PORTRAIT. Andrée Fortier n’a plus besoin de présentation à Eastman, étant notamment la doyenne à 98 ans en plus de donner des cours de chants et de piano tout à fait gratuitement à d’autres retraités.

Cette dame en santé a consacré toute sa vie aux arts et à la culture. Le piano a été son premier amour comme instrument, avant de passer à la guitare, au ballet, au chant et à la peinture. Elle a étudié et approfondi ces formes d’expression artistique avant de les enseigner à plusieurs dizaines de gens pendant toute sa vie.

Le piano a été néanmoins au coeur de sa carrière. Elle se rappelle, comme si c’était hier, de sa performance en solo sur la scène du Palais Montcalm à Québec. Elle a joué dans plusieurs autres salles de la province, en plus de s’offrir en spectacles en direct sur les ondes de différentes stations de radio.

Aujourd’hui, ses deux élèves retraités profitent de ses talents et de son expérience pour perfectionner le piano et le chant. «L’une de mes élèves de 75 ans pourrait même présenter un concert», lance-t-elle avec fierté.

Elle assiste à moins de spectacles qu’avant, mais une amie lui permet de voir et d’entendre des prestations d’opéra en direct à partir d’une salle du cinéma Galaxy à Sherbrooke. «J’adore l’opéra», ajoute Mme Fortier.

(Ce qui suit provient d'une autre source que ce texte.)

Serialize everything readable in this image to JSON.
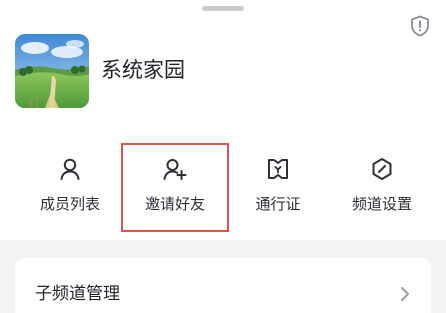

Cette dame de 98 ans habite Eastman depuis une trentaine d’années. Elle et son défunt conjoint habitaient précédemment près du lac Bowker avant de s’installer à Eastman. N’ayant jamais eu d’enfant, elle a pu consacrer entièrement sa vie aux arts pendant que son mari travaillait dans une usine de Saint-Hyacinthe. «Je ne voulais pas passer mes journées à ne rien faire, témoigne-t-elle. Ça me coûtait deux dollars pour me rendre à Montréal en autobus et pour perfectionner mes passions. On finissait ça parfois dans des bons restaurants.»

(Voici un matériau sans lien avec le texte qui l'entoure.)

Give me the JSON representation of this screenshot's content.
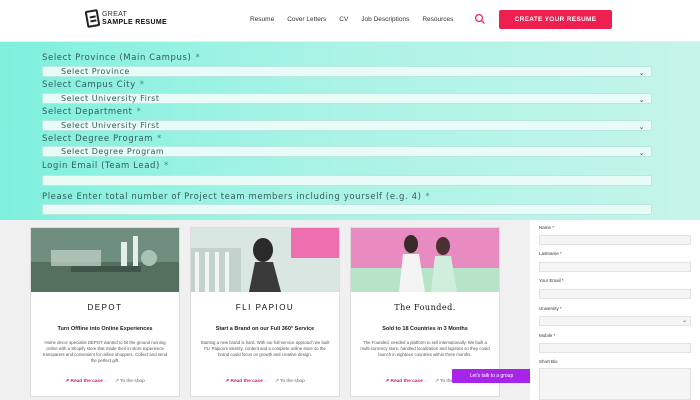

Mme Fortier a surtout foulé les scènes québécoises. Elle avoue toutefois timidement que son rêve était de jouer dans les grandes salles du monde. Faute d’avoir laissé sa marque à l’étranger, elle a laissé sa trace dans les esprits de ses élèves, tout en étant aux premières loges de la création des Jeunesses Musicales en 1949. Elle était notamment au côté de Gilles Lefebvre dans cette organisation, selon son récit, qui a créé le Centre d’arts Orford, devenu aujourd’hui Orford Musique.

Par ailleurs, la politique a toujours tenu une place importance dans sa famille et dans son entourage. Sur la scène municipale, elle appuie haut et fort la mairesse Nathalie Lemaire. Cette dernière identifie même Mme Fortier comme la personne l’ayant convaincue de se présenter à la mairie, en 2021. «Elle m’a dit que je ne pouvais pas laisser tomber la communauté», se rappelle Mme Lemaire avec joie.